The ACLU-MN is concerned that the way the prayer room is currently structured may violate the establishment clause, which states that Congress shall make no law respecting an establishment of religion, or prohibiting the free exercise thereof.

The ACLU-MN sent a letter yesterday to Normandale Community College asking for more information about how exactly the prayer room is used, and explaining what the current laws say about reasonable accommodation. ACLU-MN does not oppose allowing students a space to pray but the school must allow students of all denominations equal access to space. In the letter to Normandale Community College we urge that if the allegations are indeed true that Normandale must take immediate action to remedy the problem.

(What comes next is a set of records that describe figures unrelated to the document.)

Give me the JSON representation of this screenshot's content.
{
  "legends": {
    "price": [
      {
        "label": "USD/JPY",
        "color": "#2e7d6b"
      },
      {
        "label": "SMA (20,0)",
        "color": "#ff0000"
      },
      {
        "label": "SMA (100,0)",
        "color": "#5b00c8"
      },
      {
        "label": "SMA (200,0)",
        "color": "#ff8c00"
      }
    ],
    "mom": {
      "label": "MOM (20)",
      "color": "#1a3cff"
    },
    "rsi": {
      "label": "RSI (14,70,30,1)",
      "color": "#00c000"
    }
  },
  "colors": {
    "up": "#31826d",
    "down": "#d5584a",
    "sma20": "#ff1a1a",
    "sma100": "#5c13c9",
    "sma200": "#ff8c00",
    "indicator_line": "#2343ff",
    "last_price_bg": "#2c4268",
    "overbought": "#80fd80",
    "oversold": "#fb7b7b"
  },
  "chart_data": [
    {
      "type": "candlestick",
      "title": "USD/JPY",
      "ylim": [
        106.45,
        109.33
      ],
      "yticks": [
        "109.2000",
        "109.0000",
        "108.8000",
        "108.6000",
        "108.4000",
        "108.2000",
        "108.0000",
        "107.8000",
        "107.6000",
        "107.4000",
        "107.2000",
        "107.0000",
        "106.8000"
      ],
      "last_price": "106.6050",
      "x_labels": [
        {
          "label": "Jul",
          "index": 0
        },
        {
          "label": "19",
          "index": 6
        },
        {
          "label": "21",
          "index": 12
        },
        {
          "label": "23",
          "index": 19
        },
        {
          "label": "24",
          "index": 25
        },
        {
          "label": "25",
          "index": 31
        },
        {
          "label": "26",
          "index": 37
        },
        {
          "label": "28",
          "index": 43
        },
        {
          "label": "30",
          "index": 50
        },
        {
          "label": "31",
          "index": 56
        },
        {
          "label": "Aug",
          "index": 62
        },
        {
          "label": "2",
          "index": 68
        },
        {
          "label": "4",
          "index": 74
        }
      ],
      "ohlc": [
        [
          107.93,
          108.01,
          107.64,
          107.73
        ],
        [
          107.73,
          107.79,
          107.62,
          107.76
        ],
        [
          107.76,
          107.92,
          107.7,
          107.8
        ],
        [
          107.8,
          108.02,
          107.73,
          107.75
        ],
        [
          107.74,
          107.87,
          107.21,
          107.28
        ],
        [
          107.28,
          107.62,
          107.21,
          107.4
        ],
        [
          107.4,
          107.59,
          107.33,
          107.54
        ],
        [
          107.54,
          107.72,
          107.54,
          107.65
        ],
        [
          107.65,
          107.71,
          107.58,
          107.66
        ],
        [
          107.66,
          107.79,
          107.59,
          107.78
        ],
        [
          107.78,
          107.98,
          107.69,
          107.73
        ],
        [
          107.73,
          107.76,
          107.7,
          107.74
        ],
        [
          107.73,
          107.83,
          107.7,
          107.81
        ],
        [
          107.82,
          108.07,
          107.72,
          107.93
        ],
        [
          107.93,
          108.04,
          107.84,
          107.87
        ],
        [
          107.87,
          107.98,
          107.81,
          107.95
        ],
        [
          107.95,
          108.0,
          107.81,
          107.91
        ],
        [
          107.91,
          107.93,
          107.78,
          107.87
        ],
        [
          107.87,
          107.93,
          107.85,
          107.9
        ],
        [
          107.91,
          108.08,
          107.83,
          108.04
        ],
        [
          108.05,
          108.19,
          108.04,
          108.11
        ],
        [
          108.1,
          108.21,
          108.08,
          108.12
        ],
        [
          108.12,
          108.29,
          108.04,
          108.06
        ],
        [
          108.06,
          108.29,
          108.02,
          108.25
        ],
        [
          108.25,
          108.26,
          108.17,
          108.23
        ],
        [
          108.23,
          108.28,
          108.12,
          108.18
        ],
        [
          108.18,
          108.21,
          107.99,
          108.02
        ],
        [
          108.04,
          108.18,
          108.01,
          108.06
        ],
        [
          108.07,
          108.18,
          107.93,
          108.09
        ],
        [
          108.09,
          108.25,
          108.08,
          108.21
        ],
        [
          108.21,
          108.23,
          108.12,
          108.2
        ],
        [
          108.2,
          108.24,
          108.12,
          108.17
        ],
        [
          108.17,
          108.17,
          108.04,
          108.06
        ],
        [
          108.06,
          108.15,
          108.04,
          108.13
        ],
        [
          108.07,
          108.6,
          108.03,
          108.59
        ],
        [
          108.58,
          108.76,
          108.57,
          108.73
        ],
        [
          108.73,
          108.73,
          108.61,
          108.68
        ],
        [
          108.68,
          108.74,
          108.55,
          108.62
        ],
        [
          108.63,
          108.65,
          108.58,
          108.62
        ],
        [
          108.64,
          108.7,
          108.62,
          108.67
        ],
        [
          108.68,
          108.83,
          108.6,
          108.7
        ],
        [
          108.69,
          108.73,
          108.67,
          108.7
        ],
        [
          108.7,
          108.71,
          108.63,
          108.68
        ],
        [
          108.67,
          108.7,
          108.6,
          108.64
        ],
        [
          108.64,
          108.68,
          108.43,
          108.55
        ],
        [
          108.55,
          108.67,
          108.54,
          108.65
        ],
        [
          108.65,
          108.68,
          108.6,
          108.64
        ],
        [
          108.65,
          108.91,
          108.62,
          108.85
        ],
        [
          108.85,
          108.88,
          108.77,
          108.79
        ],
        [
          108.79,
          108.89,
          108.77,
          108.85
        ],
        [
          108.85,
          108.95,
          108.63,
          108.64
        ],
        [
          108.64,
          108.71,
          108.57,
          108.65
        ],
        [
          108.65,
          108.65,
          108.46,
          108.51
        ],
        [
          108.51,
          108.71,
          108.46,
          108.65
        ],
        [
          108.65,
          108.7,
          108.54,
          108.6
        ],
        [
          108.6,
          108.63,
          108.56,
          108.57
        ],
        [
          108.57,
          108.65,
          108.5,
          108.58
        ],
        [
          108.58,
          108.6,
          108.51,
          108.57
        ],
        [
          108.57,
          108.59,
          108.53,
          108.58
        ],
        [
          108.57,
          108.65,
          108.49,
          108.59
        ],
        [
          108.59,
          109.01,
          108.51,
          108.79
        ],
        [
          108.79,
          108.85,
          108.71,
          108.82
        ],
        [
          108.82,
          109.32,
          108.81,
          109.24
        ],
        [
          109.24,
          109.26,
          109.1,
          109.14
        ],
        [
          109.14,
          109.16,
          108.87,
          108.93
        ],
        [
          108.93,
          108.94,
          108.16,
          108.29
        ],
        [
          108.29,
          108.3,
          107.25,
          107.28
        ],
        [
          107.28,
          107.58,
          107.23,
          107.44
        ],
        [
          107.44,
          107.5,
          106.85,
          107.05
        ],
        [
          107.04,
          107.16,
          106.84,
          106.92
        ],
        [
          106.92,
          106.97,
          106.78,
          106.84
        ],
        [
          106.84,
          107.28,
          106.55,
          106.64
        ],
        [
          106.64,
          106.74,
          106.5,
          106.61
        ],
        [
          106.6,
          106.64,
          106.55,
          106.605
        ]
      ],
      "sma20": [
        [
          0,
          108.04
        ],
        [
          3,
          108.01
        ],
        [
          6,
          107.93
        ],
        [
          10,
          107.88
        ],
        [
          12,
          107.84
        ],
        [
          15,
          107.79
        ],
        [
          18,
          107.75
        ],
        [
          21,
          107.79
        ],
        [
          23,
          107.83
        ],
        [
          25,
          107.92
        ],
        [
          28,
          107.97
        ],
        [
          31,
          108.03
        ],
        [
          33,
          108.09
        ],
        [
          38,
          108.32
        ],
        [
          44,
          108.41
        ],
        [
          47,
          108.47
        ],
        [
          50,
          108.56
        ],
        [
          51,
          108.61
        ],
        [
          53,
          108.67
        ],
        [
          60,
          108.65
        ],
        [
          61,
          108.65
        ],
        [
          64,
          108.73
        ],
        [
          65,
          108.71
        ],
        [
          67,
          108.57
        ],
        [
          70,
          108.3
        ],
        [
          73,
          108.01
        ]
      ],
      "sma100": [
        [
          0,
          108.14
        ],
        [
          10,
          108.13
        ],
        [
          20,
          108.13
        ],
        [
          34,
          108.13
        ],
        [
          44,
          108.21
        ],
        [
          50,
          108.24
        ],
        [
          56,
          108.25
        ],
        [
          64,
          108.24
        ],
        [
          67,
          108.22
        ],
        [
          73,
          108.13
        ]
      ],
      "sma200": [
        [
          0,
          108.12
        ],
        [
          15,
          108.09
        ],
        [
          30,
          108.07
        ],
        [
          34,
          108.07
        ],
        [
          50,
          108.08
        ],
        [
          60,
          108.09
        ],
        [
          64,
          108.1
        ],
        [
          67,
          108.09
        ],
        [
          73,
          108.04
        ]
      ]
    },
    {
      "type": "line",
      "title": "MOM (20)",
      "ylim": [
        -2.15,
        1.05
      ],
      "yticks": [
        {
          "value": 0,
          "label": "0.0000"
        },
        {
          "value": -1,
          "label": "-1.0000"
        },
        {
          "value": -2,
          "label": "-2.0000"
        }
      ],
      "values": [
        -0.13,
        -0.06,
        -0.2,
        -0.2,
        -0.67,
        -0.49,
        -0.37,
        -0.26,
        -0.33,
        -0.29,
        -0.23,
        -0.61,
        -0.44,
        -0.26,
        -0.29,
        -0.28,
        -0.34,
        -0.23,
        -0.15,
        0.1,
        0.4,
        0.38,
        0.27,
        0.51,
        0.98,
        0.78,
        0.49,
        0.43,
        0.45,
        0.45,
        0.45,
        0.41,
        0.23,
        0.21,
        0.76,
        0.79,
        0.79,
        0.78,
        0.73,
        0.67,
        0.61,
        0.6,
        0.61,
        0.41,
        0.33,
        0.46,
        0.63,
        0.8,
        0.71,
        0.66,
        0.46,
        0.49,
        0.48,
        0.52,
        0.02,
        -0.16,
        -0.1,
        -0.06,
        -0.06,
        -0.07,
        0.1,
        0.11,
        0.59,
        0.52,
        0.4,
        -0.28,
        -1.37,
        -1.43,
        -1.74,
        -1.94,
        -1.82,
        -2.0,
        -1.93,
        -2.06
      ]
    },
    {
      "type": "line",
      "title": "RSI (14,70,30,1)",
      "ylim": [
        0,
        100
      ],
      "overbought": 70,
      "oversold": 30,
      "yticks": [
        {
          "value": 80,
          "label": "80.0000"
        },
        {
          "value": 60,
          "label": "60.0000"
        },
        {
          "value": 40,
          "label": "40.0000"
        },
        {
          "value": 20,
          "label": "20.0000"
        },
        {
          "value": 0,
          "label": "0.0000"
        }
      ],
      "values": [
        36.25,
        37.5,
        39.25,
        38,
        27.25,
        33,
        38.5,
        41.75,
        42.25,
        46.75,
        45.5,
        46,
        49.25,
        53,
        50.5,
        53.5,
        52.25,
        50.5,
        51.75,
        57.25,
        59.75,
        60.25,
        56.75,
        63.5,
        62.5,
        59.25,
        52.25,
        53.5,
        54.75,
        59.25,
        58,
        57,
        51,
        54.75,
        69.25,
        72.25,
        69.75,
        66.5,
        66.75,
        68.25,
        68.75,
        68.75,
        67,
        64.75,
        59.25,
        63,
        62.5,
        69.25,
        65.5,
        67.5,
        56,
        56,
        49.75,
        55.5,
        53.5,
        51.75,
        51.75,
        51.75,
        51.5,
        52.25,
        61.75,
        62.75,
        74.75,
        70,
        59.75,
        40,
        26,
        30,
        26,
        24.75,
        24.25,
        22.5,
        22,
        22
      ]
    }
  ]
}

“The wisdom of our founding fathers on the entanglement of religion and government is as important today as it was 200 years ago,” said Charles Samuelson, executive director of the ACLU Minnesota.

While the ACLU concentrated on the establishment clause, doubtless, the US Department of Education, Office of Civil Rights should lodge a complaint regarding the violation of Title IX of the US Civil Rights Law regarding sex discrimination in public facilities.

What these ‘cases’ clearly indicate is the untoward consequences of the UN determining who comes to the US and becomes a citizen. The UNHCR mandate has created cracks in the US humanitarian refugee program. Discrimination against one group of imperiled refugees, as in the instance of Christians from Iraq, while on the other hand permitting Somalis who may harbor Jihadis to become US citizens and impose Sharia Islamic standards while breaking our laws suggests that the 1980 Refugee Act is a scandal. It needs more than the palliatives outlined in a 2003 State Department report on reform of this refugee program, entitled, “The U.S. Refugee Admissions Program: Reforms for a New Era of Refugee Resettlement.”

As revered US Supreme Court Justice Louis Brandeis said in one of his landmark dissents:  Sunlight is the best disinfectant.”  The ‘disinfectant’ in the matter of the broken humanitarian immigration program is an investigation by an oversight committee of Congress leading to the overhaul of the tattered 1980 Refugee Act.